The study is at least the second in five weeks to report that warmer ocean water may be helping ice melt in glaciers and ice sheets faster than previously modeled. Scientists are working to improve these crucial models used in sea level rise planning.
Relatively warmer ocean water can penetrate long distances beyond a boundary known as the “grounding zone,” where land ice meets the sea and floating ice shelves, seeping between the land below and the ice sheet, a new study says. And that could have “dramatic consequences” in contributing to sea level rise.
“We identified the possibility of a new tipping point in the melting of the Antarctic ice sheet,” said lead study author Alex Bradley, an ice dynamics researcher on the survey. “This means that our sea-level rise projections may be significantly underestimated.”
“Ice sheets are very sensitive to melting in their grounding zone,” Bradley said. “We found that melting in the grounding zone behaves like a ‘tipping point,’ where a very small change in ocean temperature can cause a very large increase in the grounding zone, which would lead to a very large change in the ice flow above it.”
The study follows an unrelated study published in May that found “vigorous melting” on Antarctica’s Thwaites Glacier, commonly referred to as the “doomsday glacier”. This study, published in the journal Proceedings of the National Academy of Sciences, provided visible evidence that warm seawater is pumping under the glacier.
Land glaciers in Antarctica and Greenland are gradually sliding towards the ocean, forming a boundary at the edge of the sea where melting can occur. Scientists report that melting along these zones is a major factor in rising sea levels worldwide.

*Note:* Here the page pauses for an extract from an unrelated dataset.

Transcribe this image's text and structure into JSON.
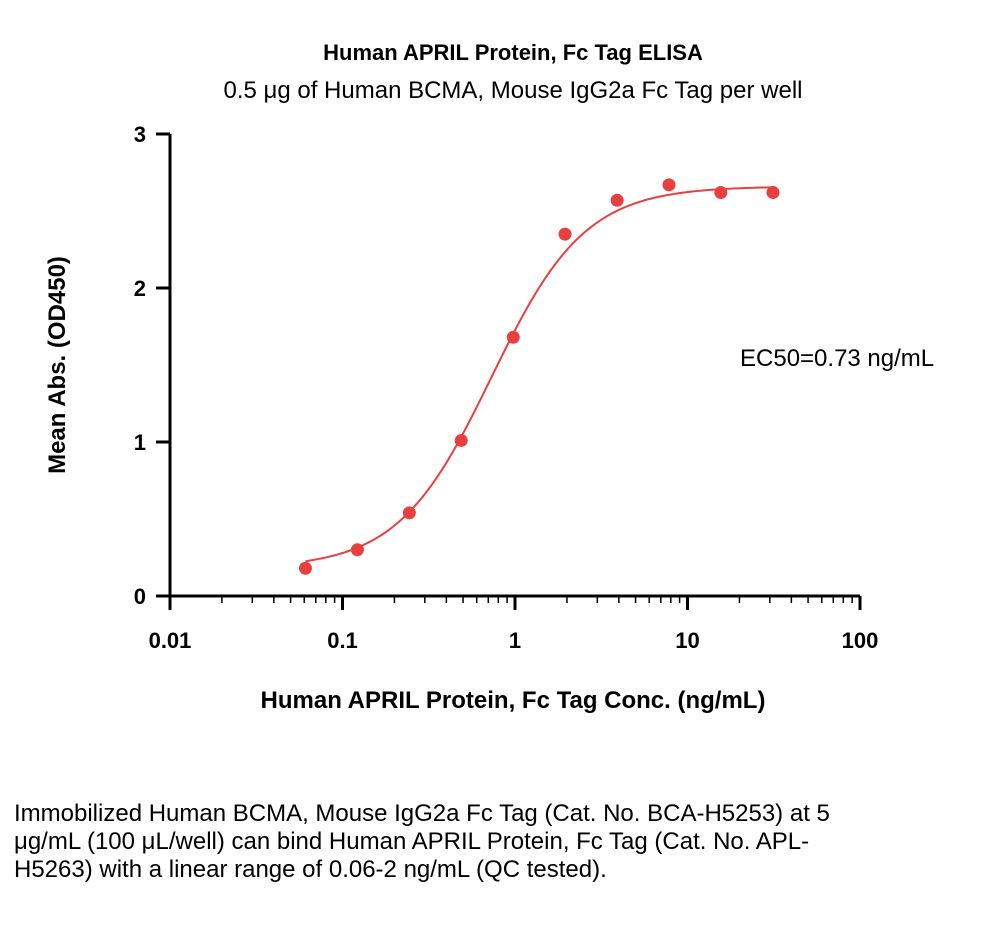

Water seeping under the ice sheet opens up new cavities, and these cavities allow more water in, which in turn melts even larger chunks of ice, the British Antarctic Survey concluded. Small increases in water temperature can speed up this process, but computer models used by the Intergovernmental Panel on Climate Change and others do not account for this, the authors found.

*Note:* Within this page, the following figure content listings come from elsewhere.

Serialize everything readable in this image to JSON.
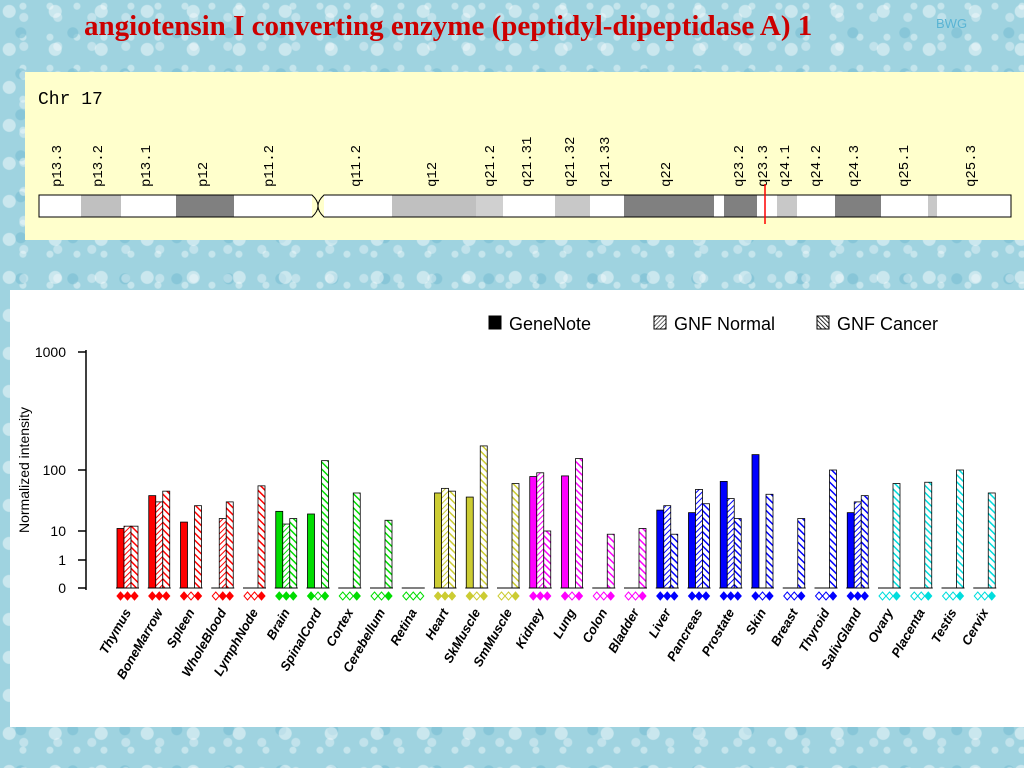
{
  "title": "angiotensin I converting enzyme (peptidyl-dipeptidase A) 1",
  "title_tag": "BWG",
  "chromosome": {
    "label": "Chr 17",
    "bands": [
      {
        "name": "p13.3",
        "x0": 39,
        "x1": 81,
        "shade": "#ffffff"
      },
      {
        "name": "p13.2",
        "x0": 81,
        "x1": 121,
        "shade": "#c0c0c0"
      },
      {
        "name": "p13.1",
        "x0": 121,
        "x1": 176,
        "shade": "#ffffff"
      },
      {
        "name": "p12",
        "x0": 176,
        "x1": 234,
        "shade": "#808080"
      },
      {
        "name": "p11.2",
        "x0": 234,
        "x1": 312,
        "shade": "#ffffff"
      },
      {
        "name": "q11.2",
        "x0": 324,
        "x1": 392,
        "shade": "#ffffff"
      },
      {
        "name": "q12",
        "x0": 392,
        "x1": 476,
        "shade": "#c0c0c0"
      },
      {
        "name": "q21.2",
        "x0": 476,
        "x1": 503,
        "shade": "#d0d0d0"
      },
      {
        "name": "q21.31",
        "x0": 503,
        "x1": 555,
        "shade": "#ffffff"
      },
      {
        "name": "q21.32",
        "x0": 555,
        "x1": 590,
        "shade": "#c8c8c8"
      },
      {
        "name": "q21.33",
        "x0": 590,
        "x1": 624,
        "shade": "#ffffff"
      },
      {
        "name": "q22",
        "x0": 624,
        "x1": 714,
        "shade": "#808080"
      },
      {
        "name": "",
        "x0": 714,
        "x1": 724,
        "shade": "#ffffff"
      },
      {
        "name": "q23.2",
        "x0": 724,
        "x1": 757,
        "shade": "#808080"
      },
      {
        "name": "q23.3",
        "x0": 757,
        "x1": 777,
        "shade": "#ffffff"
      },
      {
        "name": "q24.1",
        "x0": 777,
        "x1": 797,
        "shade": "#c8c8c8"
      },
      {
        "name": "q24.2",
        "x0": 797,
        "x1": 835,
        "shade": "#ffffff"
      },
      {
        "name": "q24.3",
        "x0": 835,
        "x1": 881,
        "shade": "#808080"
      },
      {
        "name": "q25.1",
        "x0": 881,
        "x1": 928,
        "shade": "#ffffff"
      },
      {
        "name": "",
        "x0": 928,
        "x1": 937,
        "shade": "#c8c8c8"
      },
      {
        "name": "q25.3",
        "x0": 937,
        "x1": 1011,
        "shade": "#ffffff"
      }
    ],
    "label_positions": [
      56,
      97,
      145,
      202,
      268,
      355,
      431,
      489,
      526,
      569,
      604,
      665,
      738,
      762,
      784,
      815,
      853,
      903,
      970
    ],
    "marker_x": 765
  },
  "chart_data": {
    "type": "bar",
    "ylabel": "Normalized intensity",
    "yticks": [
      "0",
      "1",
      "10",
      "100",
      "1000"
    ],
    "legend": [
      "GeneNote",
      "GNF Normal",
      "GNF Cancer"
    ],
    "legend_position": "top-right",
    "categories": [
      "Thymus",
      "BoneMarrow",
      "Spleen",
      "WholeBlood",
      "LymphNode",
      "Brain",
      "SpinalCord",
      "Cortex",
      "Cerebellum",
      "Retina",
      "Heart",
      "SkMuscle",
      "SmMuscle",
      "Kidney",
      "Lung",
      "Colon",
      "Bladder",
      "Liver",
      "Pancreas",
      "Prostate",
      "Skin",
      "Breast",
      "Thyroid",
      "SalivGland",
      "Ovary",
      "Placenta",
      "Testis",
      "Cervix"
    ],
    "colors": [
      "#ff0000",
      "#ff0000",
      "#ff0000",
      "#ff0000",
      "#ff0000",
      "#00dd00",
      "#00dd00",
      "#00dd00",
      "#00dd00",
      "#00dd00",
      "#cccc33",
      "#cccc33",
      "#cccc33",
      "#ff00ff",
      "#ff00ff",
      "#ff00ff",
      "#ff00ff",
      "#0000ff",
      "#0000ff",
      "#0000ff",
      "#0000ff",
      "#0000ff",
      "#0000ff",
      "#0000ff",
      "#00dddd",
      "#00dddd",
      "#00dddd",
      "#00dddd"
    ],
    "series": [
      {
        "name": "GeneNote",
        "values": [
          11,
          38,
          14,
          0,
          0,
          21,
          19,
          0,
          0,
          0,
          42,
          36,
          0,
          78,
          80,
          0,
          0,
          22,
          20,
          65,
          135,
          0,
          0,
          20,
          0,
          0,
          0,
          0
        ]
      },
      {
        "name": "GNF Normal",
        "values": [
          12,
          30,
          0,
          16,
          0,
          13,
          0,
          0,
          0,
          0,
          50,
          0,
          0,
          90,
          0,
          0,
          0,
          26,
          48,
          34,
          0,
          0,
          0,
          30,
          0,
          0,
          0,
          0
        ]
      },
      {
        "name": "GNF Cancer",
        "values": [
          12,
          45,
          26,
          30,
          55,
          16,
          120,
          42,
          15,
          0,
          45,
          160,
          60,
          10,
          125,
          9,
          11,
          9,
          28,
          16,
          40,
          16,
          100,
          38,
          60,
          63,
          100,
          42
        ]
      }
    ],
    "marker_fill": [
      [
        true,
        true,
        true
      ],
      [
        true,
        true,
        true
      ],
      [
        true,
        false,
        true
      ],
      [
        false,
        true,
        true
      ],
      [
        false,
        false,
        true
      ],
      [
        true,
        true,
        true
      ],
      [
        true,
        false,
        true
      ],
      [
        false,
        false,
        true
      ],
      [
        false,
        false,
        true
      ],
      [
        false,
        false,
        false
      ],
      [
        true,
        true,
        true
      ],
      [
        true,
        false,
        true
      ],
      [
        false,
        false,
        true
      ],
      [
        true,
        true,
        true
      ],
      [
        true,
        false,
        true
      ],
      [
        false,
        false,
        true
      ],
      [
        false,
        false,
        true
      ],
      [
        true,
        true,
        true
      ],
      [
        true,
        true,
        true
      ],
      [
        true,
        true,
        true
      ],
      [
        true,
        false,
        true
      ],
      [
        false,
        false,
        true
      ],
      [
        false,
        false,
        true
      ],
      [
        true,
        true,
        true
      ],
      [
        false,
        false,
        true
      ],
      [
        false,
        false,
        true
      ],
      [
        false,
        false,
        true
      ],
      [
        false,
        false,
        true
      ]
    ]
  }
}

“This is missing physics that is not in our ice sheet models. They don’t have the ability to simulate melting under grounded ice, which is what we think is happening,” Bradley said. “Now we’re working to incorporate that into our models.”
Lead author of the previous study, published in May, Eric Rignot, a glaciologist at the University of California, Irvine, told USA TODAY that much more seawater flows into the glacier than previously thought, making the glacier “more sensitive to ocean warming.” and more likely to break up as the ocean warms.”
On Tuesday, Rignot said the survey research provides “further incentives to study this part of the glacial system in more detail,” including the importance of tides, which make the problem more severe.
“These and other studies pointing to greater sensitivity of the glacier to warm water mean that sea level rise in the coming century will be much greater than expected, and perhaps twice as much,” Rignot said.